Step 5: Vitamin C may have some benefits but is not a primary preventive measure for respiratory infections in COPD.
Step 6: Regular antibiotic use is not recommended to prevent infections due to the risk of antibiotic resistance and potential side effects.
Conclusion: Option A is the best response as it includes evidence-based strategies to prevent respiratory infections in a patient with COPD.
Which patient has the highest risk for poor nutritional balance related to decreased ingestion?

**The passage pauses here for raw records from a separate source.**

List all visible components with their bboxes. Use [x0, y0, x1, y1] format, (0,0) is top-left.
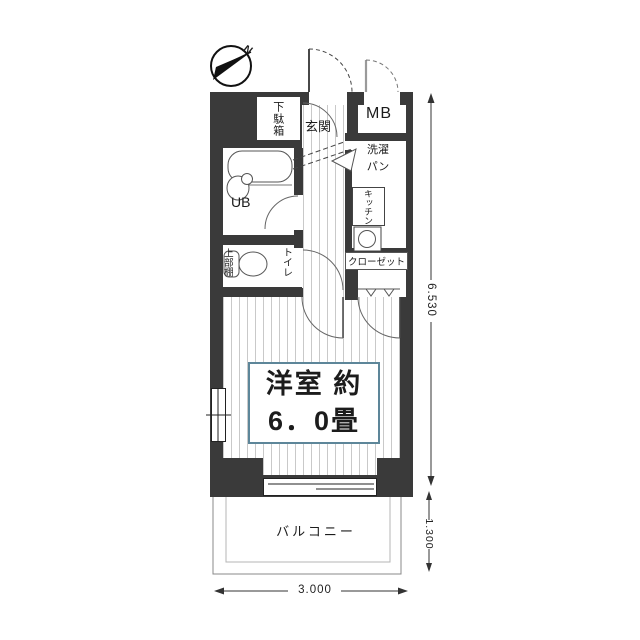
entrance-label: 玄関	[305, 119, 331, 135]
sliding-door	[264, 479, 377, 496]
kitchen-label: キッチン	[362, 189, 375, 225]
dimension-total-depth: 6.530	[425, 282, 437, 318]
closet-door	[358, 289, 400, 338]
dimension-balcony-depth: 1.300	[423, 516, 435, 552]
washer-pan-label: 洗濯 パン	[352, 142, 404, 175]
unit-bath-label: UB	[231, 194, 250, 212]
dimension-width: 3.000	[288, 584, 342, 596]
plan-linework	[0, 0, 640, 640]
bath-door-swing-arc	[265, 196, 298, 229]
stove-burner-icon	[354, 227, 381, 251]
kitchen-counter: キッチン	[352, 187, 385, 226]
meter-box-door	[366, 60, 398, 92]
main-room-label: 洋室 約6．0畳	[248, 362, 380, 444]
entrance-door	[309, 49, 352, 92]
window	[206, 389, 231, 442]
shoe-cabinet-label: 下駄箱	[270, 101, 284, 137]
meter-box-label: MB	[366, 104, 392, 124]
floor-plan: N 下駄箱 玄関 MB 洗濯 パン UB キッチン 上部棚 トイレ クローゼット…	[0, 0, 640, 640]
room-door	[302, 297, 343, 338]
toilet-label: トイレ	[279, 247, 292, 277]
balcony-label: バルコニー	[268, 524, 364, 540]
toilet-door-swing-arc	[303, 250, 343, 290]
entrance-step	[293, 142, 356, 171]
closet-label: クローゼット	[345, 252, 408, 270]
upper-shelf-label: 上部棚	[221, 248, 233, 277]
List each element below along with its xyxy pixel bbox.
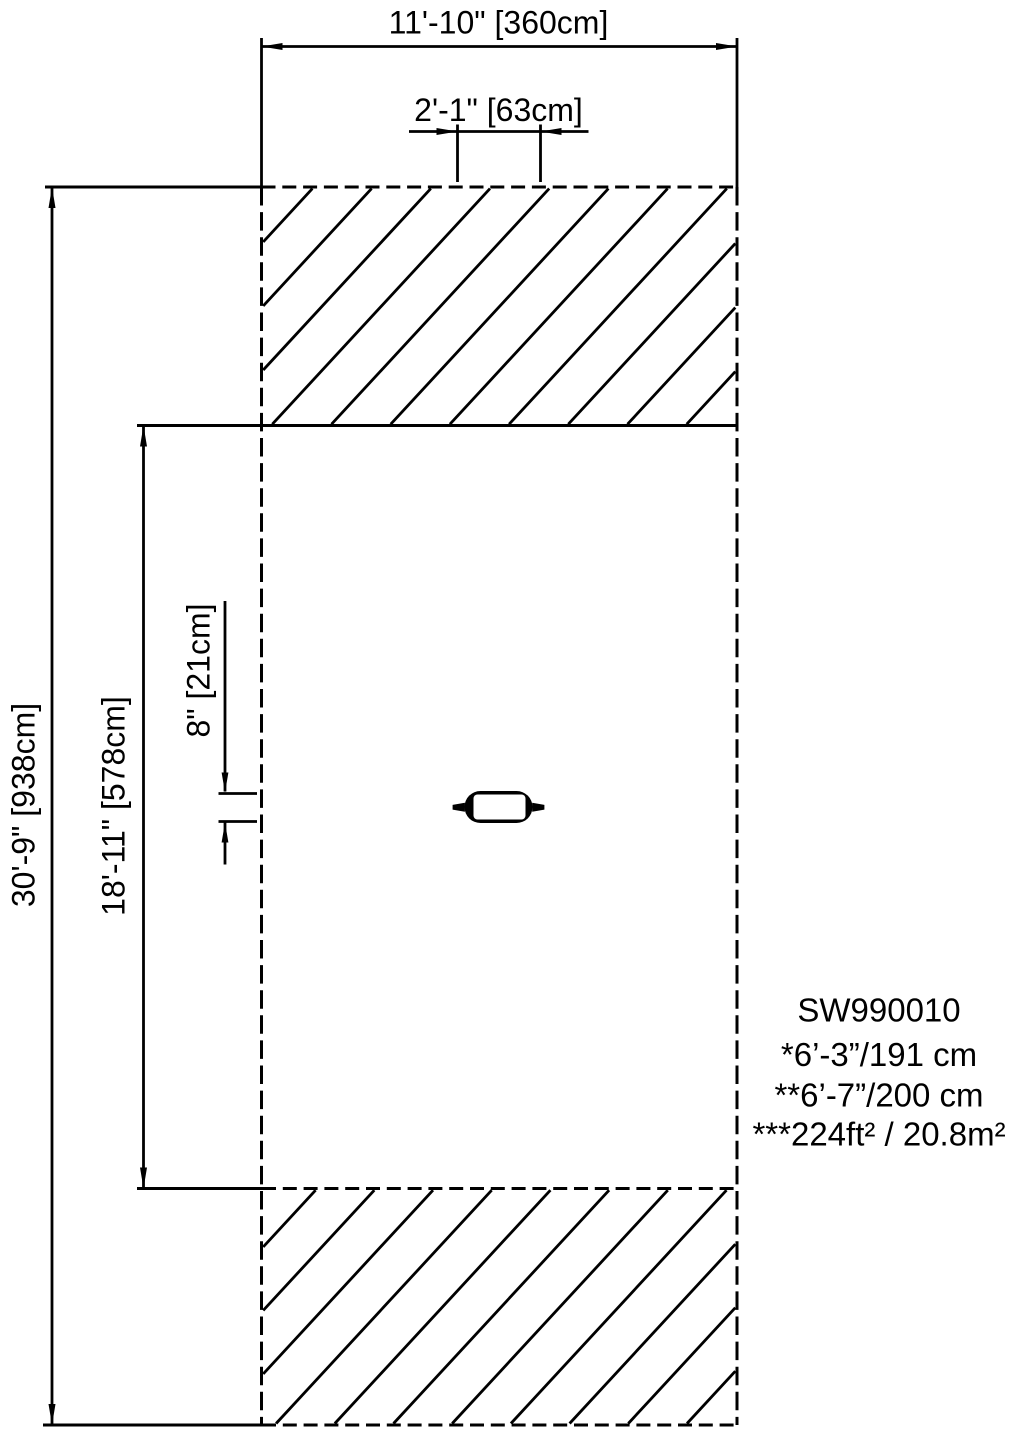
svg-text:SW990010: SW990010	[797, 992, 960, 1029]
svg-text:**6’-7”/200 cm: **6’-7”/200 cm	[774, 1077, 983, 1114]
svg-text:30'-9" [938cm]: 30'-9" [938cm]	[6, 703, 42, 907]
svg-text:2'-1" [63cm]: 2'-1" [63cm]	[414, 92, 583, 128]
svg-text:11'-10" [360cm]: 11'-10" [360cm]	[389, 5, 609, 41]
svg-text:***224ft² / 20.8m²: ***224ft² / 20.8m²	[752, 1116, 1005, 1153]
svg-text:*6’-3”/191 cm: *6’-3”/191 cm	[781, 1036, 977, 1073]
svg-text:8" [21cm]: 8" [21cm]	[181, 603, 217, 737]
svg-text:18'-11" [578cm]: 18'-11" [578cm]	[96, 696, 132, 916]
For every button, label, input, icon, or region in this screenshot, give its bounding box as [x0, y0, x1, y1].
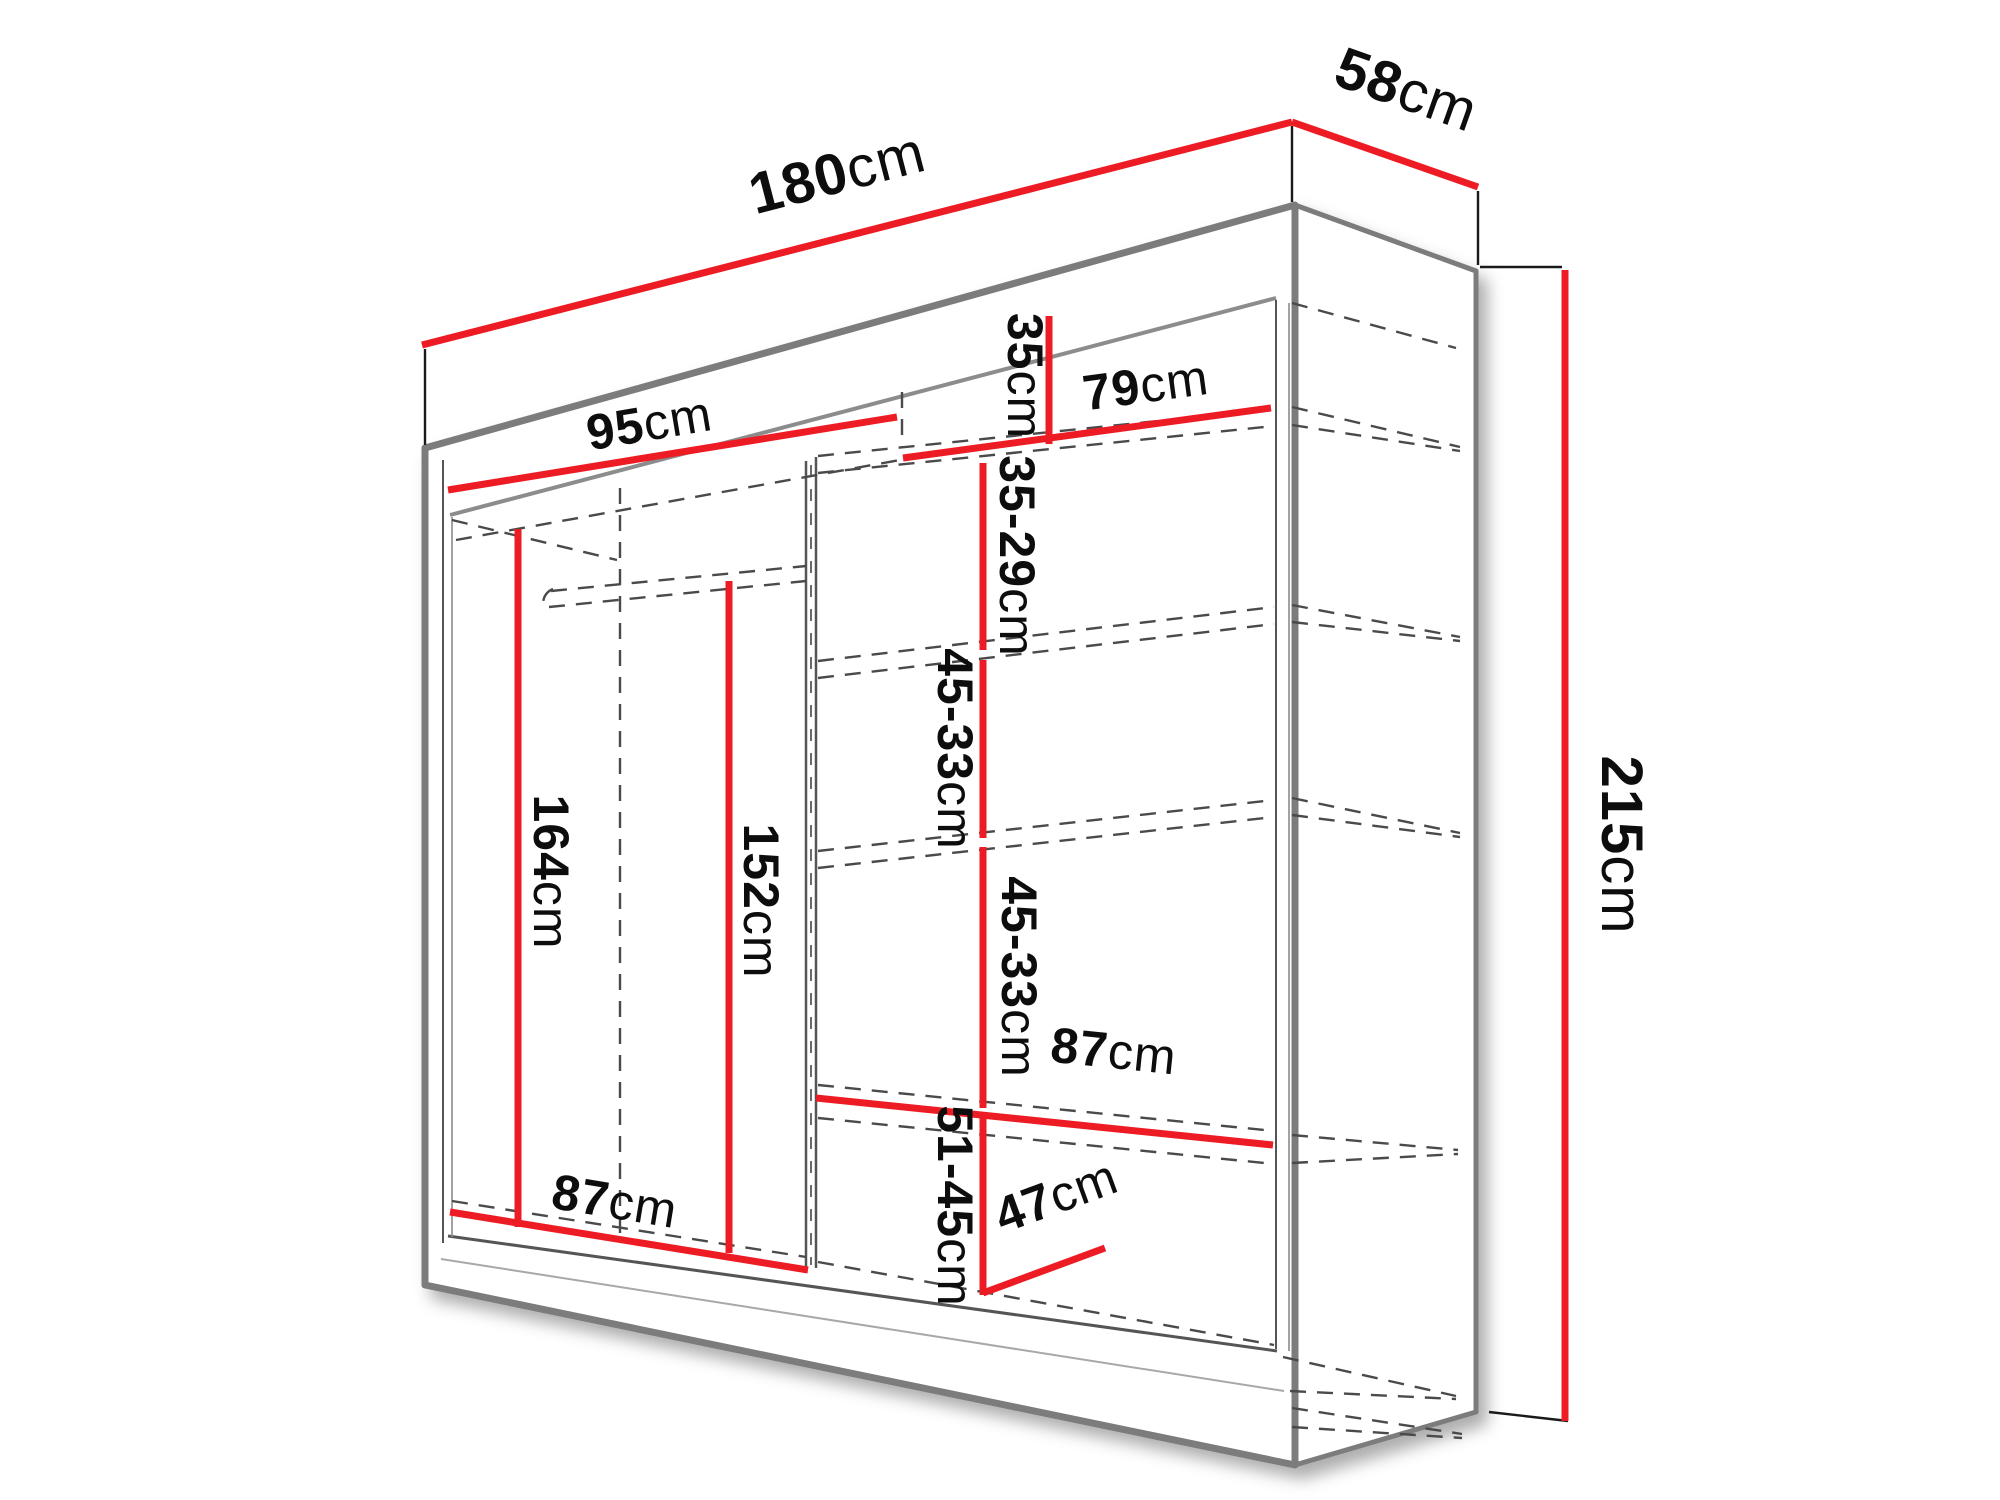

- A. Tuberculosis infection
- B. Draining decubitus ulcers
- C. Malabsorption syndrome
- D. Severe anorexia resulting from radiation therapy
Correct Answer: D
Rationale: The correct answer is D: Severe anorexia resulting from radiation therapy. This patient has the highest risk for poor nutritional balance due to the severe anorexia caused by the treatment. Radiation therapy often leads to loss of appetite, making it difficult for the patient to ingest adequate nutrients, resulting in malnutrition.
A: Tuberculosis infection does not necessarily directly cause decreased ingestion, as appetite may vary among patients.
B: Draining decubitus ulcers may lead to protein and fluid loss but not necessarily decreased ingestion.
C: Malabsorption syndrome affects the absorption of nutrients but does not directly relate to decreased ingestion.